The Court of Appeal observed “[o]rdinarily, presentence custody credits are calculated according to Penal Code section 4019.” People v. Thomas, 988 P.2d 563 (Cal. 1999). Pursuant to the relevant parts of § 2900.5(a), defendants “[i]n all felony and misdemeanor convictions, either by plea or by verdict” shall be given presentence credits “pursuant to Section 4019.” However, § 2933.1(c) creates an exception to the general rule for a defendant convicted of a “violent felony” within the meaning of the Three Strikes Law, providing in relevant part that “[n]otwithstanding Section 4019 or any other provision of law, the maximum credit that may be earned against a period of confinement ... following arrest and prior to placement in the custody of the Director of Corrections, shall not exceed 15 percent of the actual period of confinement for any person specified in subdivision (a).” And § 2933.1(a) provides that “any person who is convicted of a felony offense listed in subdivision (c) of Section 667.5 shall accrue no more than 15 percent of worktime credit as defined in Section 2933.”

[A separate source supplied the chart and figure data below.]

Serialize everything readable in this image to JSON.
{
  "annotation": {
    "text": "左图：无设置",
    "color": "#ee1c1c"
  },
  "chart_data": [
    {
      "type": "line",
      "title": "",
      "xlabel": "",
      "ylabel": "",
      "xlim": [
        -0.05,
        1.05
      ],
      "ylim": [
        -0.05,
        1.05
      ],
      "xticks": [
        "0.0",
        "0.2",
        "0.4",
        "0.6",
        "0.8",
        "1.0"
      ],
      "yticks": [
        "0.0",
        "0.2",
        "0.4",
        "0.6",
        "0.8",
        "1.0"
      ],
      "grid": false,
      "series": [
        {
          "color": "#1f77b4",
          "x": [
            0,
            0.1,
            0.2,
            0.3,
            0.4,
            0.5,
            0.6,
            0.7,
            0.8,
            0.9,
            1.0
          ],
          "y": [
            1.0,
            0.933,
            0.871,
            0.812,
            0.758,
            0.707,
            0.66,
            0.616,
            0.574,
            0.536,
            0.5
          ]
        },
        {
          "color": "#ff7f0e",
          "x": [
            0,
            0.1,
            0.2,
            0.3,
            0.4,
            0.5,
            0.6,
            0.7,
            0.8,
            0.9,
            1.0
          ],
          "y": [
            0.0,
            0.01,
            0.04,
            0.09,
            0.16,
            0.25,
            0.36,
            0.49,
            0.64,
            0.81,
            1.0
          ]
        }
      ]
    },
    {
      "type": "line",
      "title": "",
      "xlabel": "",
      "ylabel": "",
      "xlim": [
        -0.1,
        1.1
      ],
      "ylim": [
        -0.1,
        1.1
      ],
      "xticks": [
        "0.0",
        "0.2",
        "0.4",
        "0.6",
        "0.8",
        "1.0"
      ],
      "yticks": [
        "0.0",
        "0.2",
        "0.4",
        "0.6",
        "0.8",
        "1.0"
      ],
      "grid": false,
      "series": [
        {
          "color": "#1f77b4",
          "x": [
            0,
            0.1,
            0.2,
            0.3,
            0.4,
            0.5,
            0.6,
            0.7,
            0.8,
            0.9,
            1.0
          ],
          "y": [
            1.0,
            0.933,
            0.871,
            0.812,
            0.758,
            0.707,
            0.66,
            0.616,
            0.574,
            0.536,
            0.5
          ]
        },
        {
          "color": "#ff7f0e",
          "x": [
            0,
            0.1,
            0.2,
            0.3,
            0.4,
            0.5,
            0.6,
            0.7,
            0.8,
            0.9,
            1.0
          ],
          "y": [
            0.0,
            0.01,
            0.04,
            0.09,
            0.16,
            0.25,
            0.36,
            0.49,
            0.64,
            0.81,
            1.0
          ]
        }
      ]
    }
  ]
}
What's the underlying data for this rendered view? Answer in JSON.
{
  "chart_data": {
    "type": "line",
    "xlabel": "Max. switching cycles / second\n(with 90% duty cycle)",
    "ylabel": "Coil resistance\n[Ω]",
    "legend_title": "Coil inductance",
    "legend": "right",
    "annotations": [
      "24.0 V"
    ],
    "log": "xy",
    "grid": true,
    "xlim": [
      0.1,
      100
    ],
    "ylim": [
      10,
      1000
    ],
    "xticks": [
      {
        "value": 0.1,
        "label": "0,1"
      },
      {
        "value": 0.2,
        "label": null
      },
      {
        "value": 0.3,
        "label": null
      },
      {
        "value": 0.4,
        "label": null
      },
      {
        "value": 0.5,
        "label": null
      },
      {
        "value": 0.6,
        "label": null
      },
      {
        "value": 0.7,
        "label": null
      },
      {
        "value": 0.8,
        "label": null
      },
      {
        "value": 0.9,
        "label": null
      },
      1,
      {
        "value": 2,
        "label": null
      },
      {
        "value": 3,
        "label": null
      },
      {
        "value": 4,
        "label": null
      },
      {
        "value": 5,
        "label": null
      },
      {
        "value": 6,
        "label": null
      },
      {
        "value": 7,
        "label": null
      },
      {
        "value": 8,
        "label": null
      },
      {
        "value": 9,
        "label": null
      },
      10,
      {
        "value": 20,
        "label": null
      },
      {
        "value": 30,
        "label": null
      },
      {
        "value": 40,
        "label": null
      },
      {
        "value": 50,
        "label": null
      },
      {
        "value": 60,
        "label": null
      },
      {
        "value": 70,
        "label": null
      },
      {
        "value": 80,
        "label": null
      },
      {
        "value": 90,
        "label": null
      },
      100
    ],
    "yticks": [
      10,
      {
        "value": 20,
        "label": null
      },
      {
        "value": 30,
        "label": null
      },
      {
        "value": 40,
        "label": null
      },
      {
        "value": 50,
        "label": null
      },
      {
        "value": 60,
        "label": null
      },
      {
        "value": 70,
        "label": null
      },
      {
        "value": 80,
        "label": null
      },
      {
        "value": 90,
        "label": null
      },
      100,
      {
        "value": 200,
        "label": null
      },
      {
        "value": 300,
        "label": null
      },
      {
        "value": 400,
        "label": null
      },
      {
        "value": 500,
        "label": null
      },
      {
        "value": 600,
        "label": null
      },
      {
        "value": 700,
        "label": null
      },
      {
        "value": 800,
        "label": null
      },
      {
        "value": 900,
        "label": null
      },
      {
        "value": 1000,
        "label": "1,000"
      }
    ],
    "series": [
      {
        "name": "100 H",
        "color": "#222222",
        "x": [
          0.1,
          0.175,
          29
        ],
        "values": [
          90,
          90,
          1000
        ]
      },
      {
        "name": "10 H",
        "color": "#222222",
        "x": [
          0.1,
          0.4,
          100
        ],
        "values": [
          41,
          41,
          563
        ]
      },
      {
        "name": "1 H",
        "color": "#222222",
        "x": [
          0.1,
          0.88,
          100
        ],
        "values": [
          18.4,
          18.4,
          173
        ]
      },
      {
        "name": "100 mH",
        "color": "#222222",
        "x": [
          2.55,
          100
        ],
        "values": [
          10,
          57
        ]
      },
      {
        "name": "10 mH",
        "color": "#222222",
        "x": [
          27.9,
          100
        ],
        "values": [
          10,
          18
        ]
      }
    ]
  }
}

Jones’ current and prior convictions for assault with a firearm were not violent felonies as defined by § 667.5(c). Therefore, the limitation on presentence credits in § 2933.1 did not apply to him. But because his assault charge and prior strike qualified as a serious felony under § 1192.7(c)(31), the People contended Jones’ prior strike meant his presentence credits were limited by §§ 667 and 1170.12.

The Court flatly rejected that argument, declaring “the Three Strikes law has no effect on the calculation of presentence conduct credits.” It stated that the California Supreme Court explained in People v. Buckhalter, 25 P.3d 1103 (Cal. 2001), that “restrictions on the rights of Three Strikes prisoners to earn term-shortening credits do not apply to confinement in a local facility prior to sentencing.” The Three Strikes law, §§ 667(c)(5) and 1170.12(a)(5), expressly refer only to “postsentence … credits,” not presentence credits. Id. Thus, the Court held that Jones’ presentence credits should have been calculated according to §4019.

Accordingly, the Court modified the judgment of conviction to reflect 993 days of presentence custody credits (497 actual, 496 conduct), affirmed the judgment as modified, and instructed that on issuance of the remittitur, the superior court is to prepare and transmit a modified abstract of judgment to the Department of Corrections and Rehabilitation. See: People v. Jones, 2023 Cal. App. LEXIS 131 (2023).